Egypt and Tunisia ousted their presidents this year, political protests took place in several other North African countries and western governments have become involved in a conflict in Libya, Reuters reports.
North Africa is the region likely to suffer the biggest knock, the AfDB said, forecasting growth there to slow sharply to 0.7 percent in 2011 from 4.6 percent in 2010, before picking up to above 5 percent in 2012.
Growth across Africa is expected to accelerate to 5.8 percent in 2012, but there are risks from the impact of the earthquake and nuclear crisis in Japan, civil war in Libya and the effects of post-election conflict in Ivory Coast.
East Africa’s economy is expected to show growth of 6.7 percent this year, from 6.2 percent in 2010, but West African growth is likely to ease to 6 percent from 6.7 percent, due to the Ivory Coast conflict.
Foreign direct investment, one of the few ways to invest in African countries without liquid capital markets, is estimated to have fallen to $50-52 billion in 2010 from $59 billion in 2009 and a peak of $72 billion in 2008.
Oil-exporting countries account for 75 percent of FDI flows, while China is Africa’s largest trading partner, the bank said.
High oil prices are boosting the growth of commodity exporters such as Algeria, Angola, Nigeria and Sudan.
But rising energy and food prices are pushing up inflation, which the AfDB sees averaging 8.4 percent in 2011 and 7.4 percent in 2012, from 7.7 percent in 2010.
Africa’s average fiscal deficit is expected to increase in 2011 towards 4 percent of GDP but decline again to slightly above 3 percent in 2012.
The report warned governments against using new-found revenues from oil or other resources in rapid spending which could fuel inflation, recommending the use of sovereign wealth funds to conserve wealth for future generations.
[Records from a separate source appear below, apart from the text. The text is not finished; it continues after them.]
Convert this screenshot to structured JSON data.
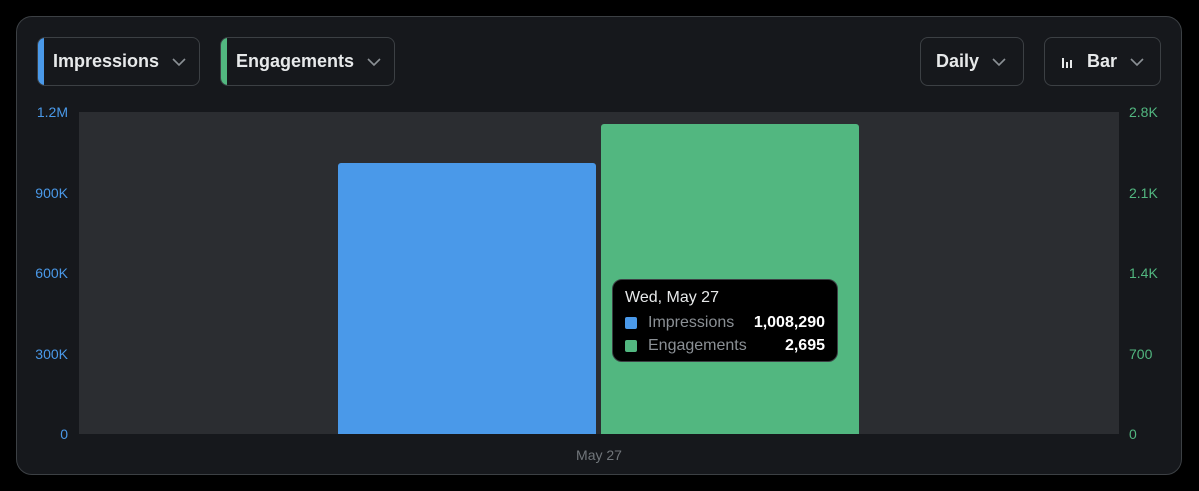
{
  "controls": {
    "impressions": {
      "label": "Impressions",
      "color": "#4a99e9",
      "icon": "chevron-down-icon"
    },
    "engagements": {
      "label": "Engagements",
      "color": "#52b780",
      "icon": "chevron-down-icon"
    },
    "interval": {
      "label": "Daily",
      "icon": "chevron-down-icon"
    },
    "chart_type": {
      "label": "Bar",
      "icon": "bar-chart-icon"
    }
  },
  "tooltip": {
    "date": "Wed, May 27",
    "rows": [
      {
        "name": "Impressions",
        "value": "1,008,290",
        "color": "#4a99e9"
      },
      {
        "name": "Engagements",
        "value": "2,695",
        "color": "#52b780"
      }
    ]
  },
  "chart_data": {
    "type": "bar",
    "categories": [
      "May 27"
    ],
    "series": [
      {
        "name": "Impressions",
        "values": [
          1008290
        ],
        "axis": "left",
        "color": "#4a99e9"
      },
      {
        "name": "Engagements",
        "values": [
          2695
        ],
        "axis": "right",
        "color": "#52b780"
      }
    ],
    "y_left": {
      "ylim": [
        0,
        1200000
      ],
      "ticks": [
        "0",
        "300K",
        "600K",
        "900K",
        "1.2M"
      ],
      "color": "#4a99e9"
    },
    "y_right": {
      "ylim": [
        0,
        2800
      ],
      "ticks": [
        "0",
        "700",
        "1.4K",
        "2.1K",
        "2.8K"
      ],
      "color": "#52b780"
    },
    "x_tick_labels": [
      "May 27"
    ],
    "grid": false
  }
}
Such funds “could potentially play a bigger role for Africa’s development but this also requires that their fiscal transparency and corporate governance structure is further improved,” the bank said.
The AfDB holds its annual meeting in Lisbon on June 9/10, its first in Europe for 10 years.
North Africa will be the main focus for the meeting.
The AfDB last week approved a $500 million loan to support Tunisia’s interim government and also said it would lend the country $210 million by the end of June to finance infrastructure projects.
G8 leaders have also called for an extension of the European Bank for Reconstruction and Development’s mandate to cover the transition of “Arab spring” economies.